Hi. I've said this before and will say it again now - I think we should pause on testing/reporting any issues for MVP1 related to results based on Chembl and their ingest of clinical trials data. It has become clear from talking with KPs and ARAs that teams are at different stages or implementing the treats refactor (e.g. KG@ has yet to implement), and some inconsistencies remain in how it is being done (e.g. SPOKE not reporting clinical Trials ids appropriately). On top of this, we know that these refactored chembl ingests will all be replaced by the CTKP in the next month or so anyway. Trying to QA during this transition period is IMO not a good use of our time - given that the CTKP swap-out will result in things looking very different (in a good way - cleaner, less duplication, less inconsistency) - and many issues that testers are painstakingly documented will be fixed as a result of this swap-out.

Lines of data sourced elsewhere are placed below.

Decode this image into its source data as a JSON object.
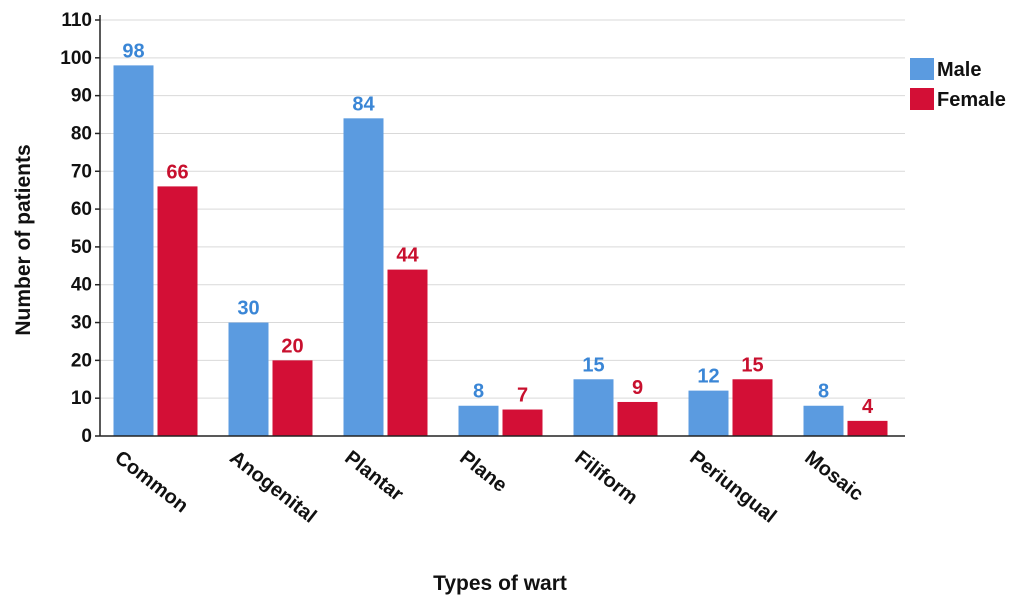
{
  "chart_data": {
    "type": "bar",
    "xlabel": "Types of wart",
    "ylabel": "Number of patients",
    "ylim": [
      0,
      110
    ],
    "ytick_step": 10,
    "grid": true,
    "legend_position": "top-right",
    "categories": [
      "Common",
      "Anogenital",
      "Plantar",
      "Plane",
      "Filiform",
      "Periungual",
      "Mosaic"
    ],
    "series": [
      {
        "name": "Male",
        "color": "#5b9be0",
        "label_color": "#3a86d6",
        "values": [
          98,
          30,
          84,
          8,
          15,
          12,
          8
        ]
      },
      {
        "name": "Female",
        "color": "#d30f36",
        "label_color": "#c8102e",
        "values": [
          66,
          20,
          44,
          7,
          9,
          15,
          4
        ]
      }
    ]
  }
}
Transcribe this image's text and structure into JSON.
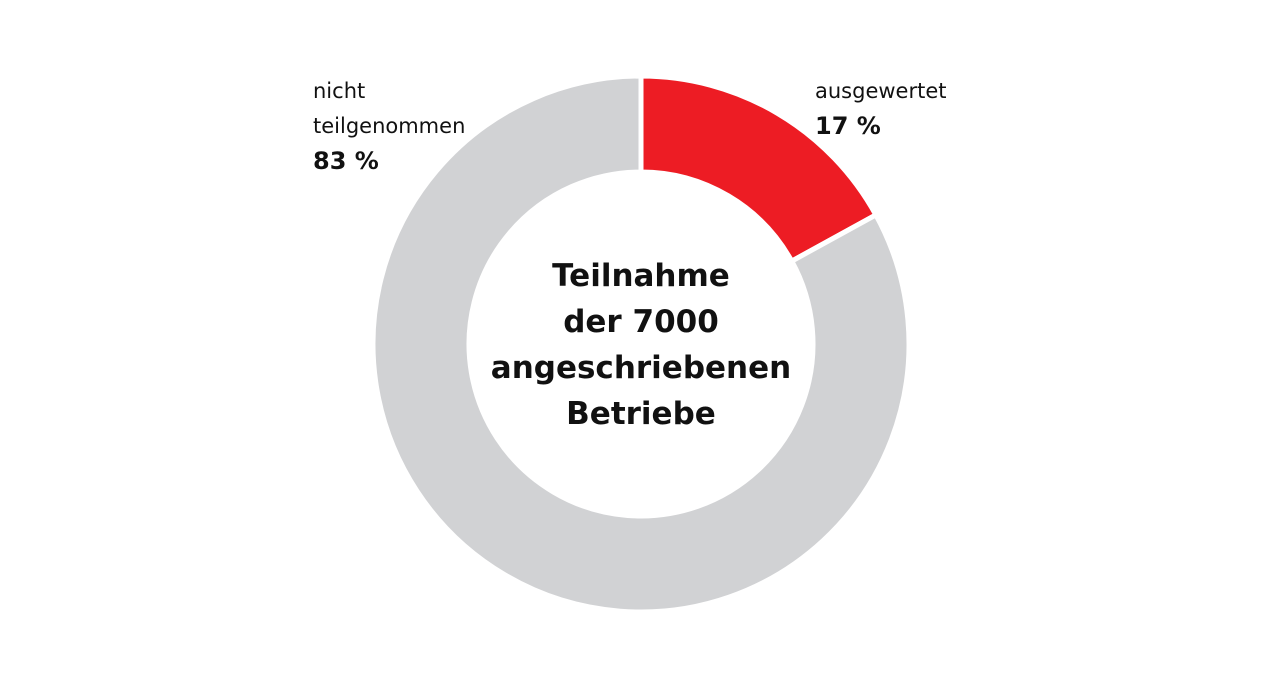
{
  "chart_data": {
    "type": "donut",
    "title": "Teilnahme\nder 7000\nangeschriebenen\nBetriebe",
    "categories": [
      "ausgewertet",
      "nicht teilgenommen"
    ],
    "values": [
      17,
      83
    ],
    "value_labels": [
      "17 %",
      "83 %"
    ],
    "colors": [
      "#ed1c24",
      "#d1d2d4"
    ]
  }
}
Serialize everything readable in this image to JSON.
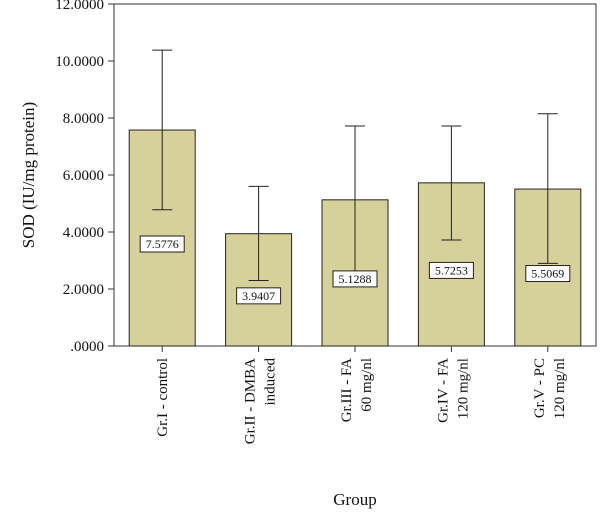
{
  "chart_data": {
    "type": "bar",
    "xlabel": "Group",
    "ylabel": "SOD (IU/mg protein)",
    "ylim": [
      0,
      12
    ],
    "yticks": [
      ".0000",
      "2.0000",
      "4.0000",
      "6.0000",
      "8.0000",
      "10.0000",
      "12.0000"
    ],
    "ytick_values": [
      0,
      2,
      4,
      6,
      8,
      10,
      12
    ],
    "categories": [
      [
        "Gr.I - control"
      ],
      [
        "Gr.II - DMBA",
        "induced"
      ],
      [
        "Gr.III - FA",
        "60 mg/nl"
      ],
      [
        "Gr.IV - FA",
        "120 mg/nl"
      ],
      [
        "Gr.V - PC",
        "120 mg/nl"
      ]
    ],
    "values": [
      7.5776,
      3.9407,
      5.1288,
      5.7253,
      5.5069
    ],
    "data_labels": [
      "7.5776",
      "3.9407",
      "5.1288",
      "5.7253",
      "5.5069"
    ],
    "error_upper": [
      10.38,
      5.6,
      7.72,
      7.72,
      8.15
    ],
    "error_lower": [
      4.78,
      2.3,
      2.6,
      3.72,
      2.9
    ],
    "bar_color": "#d6d09b",
    "grid": false
  }
}
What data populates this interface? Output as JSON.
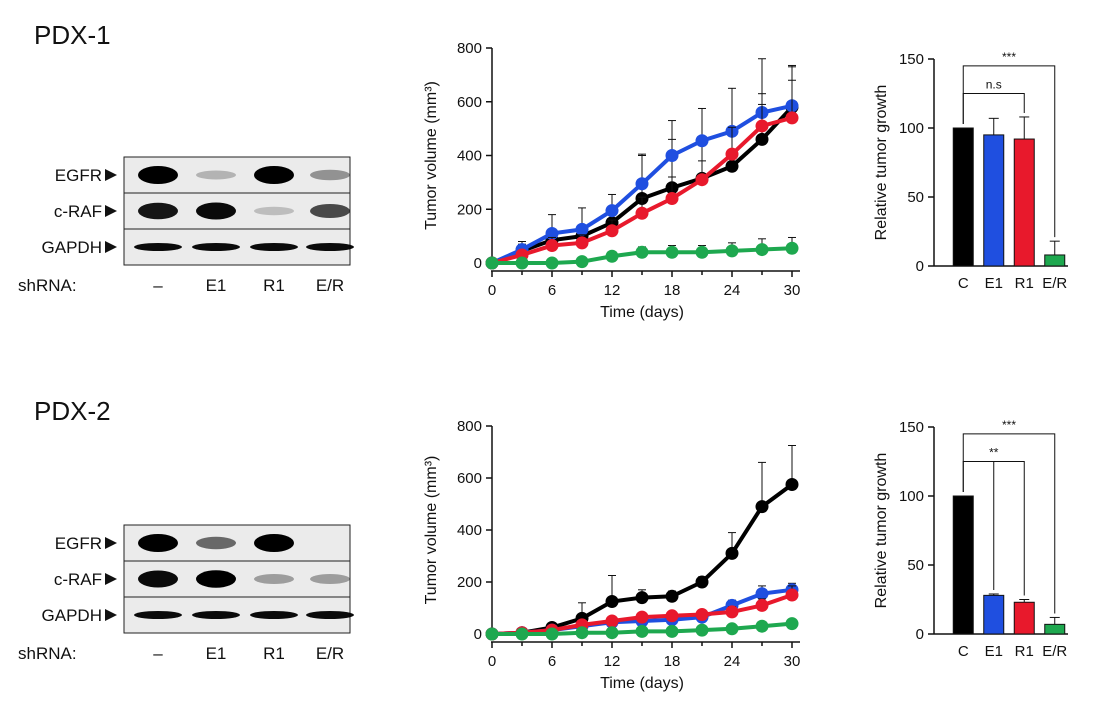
{
  "panels": [
    {
      "title": "PDX-1",
      "western_blot": {
        "rows": [
          "EGFR",
          "c-RAF",
          "GAPDH"
        ],
        "lane_caption": "shRNA:",
        "lanes": [
          "–",
          "E1",
          "R1",
          "E/R"
        ],
        "band_intensity": {
          "EGFR": [
            1.0,
            0.1,
            1.0,
            0.25
          ],
          "c-RAF": [
            0.85,
            0.9,
            0.05,
            0.6
          ],
          "GAPDH": [
            0.9,
            0.9,
            0.9,
            0.9
          ]
        }
      }
    },
    {
      "title": "PDX-2",
      "western_blot": {
        "rows": [
          "EGFR",
          "c-RAF",
          "GAPDH"
        ],
        "lane_caption": "shRNA:",
        "lanes": [
          "–",
          "E1",
          "R1",
          "E/R"
        ],
        "band_intensity": {
          "EGFR": [
            1.0,
            0.45,
            1.0,
            0.0
          ],
          "c-RAF": [
            0.9,
            0.95,
            0.2,
            0.2
          ],
          "GAPDH": [
            0.9,
            0.9,
            0.9,
            0.9
          ]
        }
      }
    }
  ],
  "colors": {
    "C": "#000000",
    "E1": "#1f4fe0",
    "R1": "#e8192c",
    "E/R": "#1ea84f"
  },
  "chart_data": [
    {
      "type": "line",
      "panel": "PDX-1",
      "xlabel": "Time (days)",
      "ylabel": "Tumor volume (mm³)",
      "xlim": [
        0,
        30
      ],
      "ylim": [
        0,
        800
      ],
      "xticks": [
        0,
        6,
        12,
        18,
        24,
        30
      ],
      "yticks": [
        0,
        200,
        400,
        600,
        800
      ],
      "x": [
        0,
        3,
        6,
        9,
        12,
        15,
        18,
        21,
        24,
        27,
        30
      ],
      "series": [
        {
          "key": "C",
          "color": "#000000",
          "values": [
            0,
            45,
            85,
            100,
            150,
            240,
            280,
            315,
            360,
            460,
            580
          ],
          "errors": [
            0,
            25,
            30,
            40,
            60,
            160,
            180,
            140,
            140,
            130,
            150
          ]
        },
        {
          "key": "E1",
          "color": "#1f4fe0",
          "values": [
            0,
            50,
            110,
            125,
            195,
            295,
            400,
            455,
            490,
            560,
            585
          ],
          "errors": [
            0,
            30,
            70,
            80,
            60,
            110,
            130,
            120,
            160,
            200,
            150
          ]
        },
        {
          "key": "R1",
          "color": "#e8192c",
          "values": [
            0,
            30,
            65,
            75,
            120,
            185,
            240,
            310,
            405,
            510,
            540
          ],
          "errors": [
            0,
            15,
            30,
            30,
            40,
            60,
            80,
            70,
            100,
            120,
            140
          ]
        },
        {
          "key": "E/R",
          "color": "#1ea84f",
          "values": [
            0,
            0,
            0,
            5,
            25,
            40,
            40,
            40,
            45,
            50,
            55
          ],
          "errors": [
            0,
            5,
            5,
            10,
            15,
            20,
            25,
            25,
            30,
            40,
            40
          ]
        }
      ]
    },
    {
      "type": "bar",
      "panel": "PDX-1",
      "ylabel": "Relative tumor growth",
      "ylim": [
        0,
        150
      ],
      "yticks": [
        0,
        50,
        100,
        150
      ],
      "categories": [
        "C",
        "E1",
        "R1",
        "E/R"
      ],
      "values": [
        100,
        95,
        92,
        8
      ],
      "errors": [
        0,
        12,
        16,
        10
      ],
      "colors": [
        "#000000",
        "#1f4fe0",
        "#e8192c",
        "#1ea84f"
      ],
      "significance": [
        {
          "from": "C",
          "to": "R1",
          "label": "n.s",
          "level": 125
        },
        {
          "from": "C",
          "to": "E/R",
          "label": "***",
          "level": 145
        }
      ]
    },
    {
      "type": "line",
      "panel": "PDX-2",
      "xlabel": "Time (days)",
      "ylabel": "Tumor volume (mm³)",
      "xlim": [
        0,
        30
      ],
      "ylim": [
        0,
        800
      ],
      "xticks": [
        0,
        6,
        12,
        18,
        24,
        30
      ],
      "yticks": [
        0,
        200,
        400,
        600,
        800
      ],
      "x": [
        0,
        3,
        6,
        9,
        12,
        15,
        18,
        21,
        24,
        27,
        30
      ],
      "series": [
        {
          "key": "C",
          "color": "#000000",
          "values": [
            0,
            5,
            25,
            60,
            125,
            140,
            145,
            200,
            310,
            490,
            575
          ],
          "errors": [
            0,
            5,
            15,
            60,
            100,
            30,
            20,
            20,
            80,
            170,
            150
          ]
        },
        {
          "key": "E1",
          "color": "#1f4fe0",
          "values": [
            0,
            5,
            15,
            30,
            45,
            50,
            55,
            65,
            110,
            155,
            170
          ],
          "errors": [
            0,
            5,
            10,
            15,
            15,
            15,
            15,
            15,
            20,
            30,
            25
          ]
        },
        {
          "key": "R1",
          "color": "#e8192c",
          "values": [
            0,
            5,
            15,
            35,
            50,
            65,
            70,
            75,
            85,
            110,
            150
          ],
          "errors": [
            0,
            5,
            10,
            15,
            15,
            15,
            15,
            15,
            20,
            25,
            35
          ]
        },
        {
          "key": "E/R",
          "color": "#1ea84f",
          "values": [
            0,
            0,
            0,
            5,
            5,
            10,
            10,
            15,
            20,
            30,
            40
          ],
          "errors": [
            0,
            3,
            3,
            5,
            5,
            5,
            5,
            5,
            8,
            10,
            15
          ]
        }
      ]
    },
    {
      "type": "bar",
      "panel": "PDX-2",
      "ylabel": "Relative tumor growth",
      "ylim": [
        0,
        150
      ],
      "yticks": [
        0,
        50,
        100,
        150
      ],
      "categories": [
        "C",
        "E1",
        "R1",
        "E/R"
      ],
      "values": [
        100,
        28,
        23,
        7
      ],
      "errors": [
        0,
        1,
        2,
        5
      ],
      "colors": [
        "#000000",
        "#1f4fe0",
        "#e8192c",
        "#1ea84f"
      ],
      "significance": [
        {
          "from": "C",
          "to": "R1",
          "label": "**",
          "level": 125,
          "drops_to_each": true
        },
        {
          "from": "C",
          "to": "E/R",
          "label": "***",
          "level": 145
        }
      ]
    }
  ]
}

I propose that QA be directed to MVP2 over the next month, and we make a concerted push get the CTKP swap out complete ASAP. Once this has been done and made its way into test, we can shift testing focus back to MVP1.

I am happy to help coordinate the moving parts here - KPs needing to swap out their chembl ingests, Gwenlyn/Multiomics in their CTKP implementation and move over to automat, the CQS team in ensuring that 'treats' predictions continue to get generated correctly, and proper EPC reported after the swap.

Maybe we can discuss on the next TACT call - and agree on a plan that will be most efficient here? I copied my comments above into an issue in the TACT repo to ensure we follow up with it there.

karafecho commented 4 months ago

+1 to Matt's comments and proposals. I had suggested a small-group meeting in Slack, but I think Matt's suggestion of bringing the issue(s) to TACT makes more sense.

gprice1129 commented 4 months ago

@jdr0887 in our last call I had told you that the primary_knowledge_source on the edges are the only thing that needs to change for the CQS to show up in the facets but that is incorrect (so sorry about this!). The resource_id attached to the analysis also needs to change to infores:cqs

sierra-moxon commented 4 months ago

@mbrush - Can we work out the CQS provenance issue so that we can disambiguate this issue from the issue with redundant Chembl ingests?

karafecho commented 4 months ago

Jason addressed all CQS provenance-related issues that were raised in this thread. The other issues relate to ChEMBL and the treats refactor. As such, I'm closing this issue.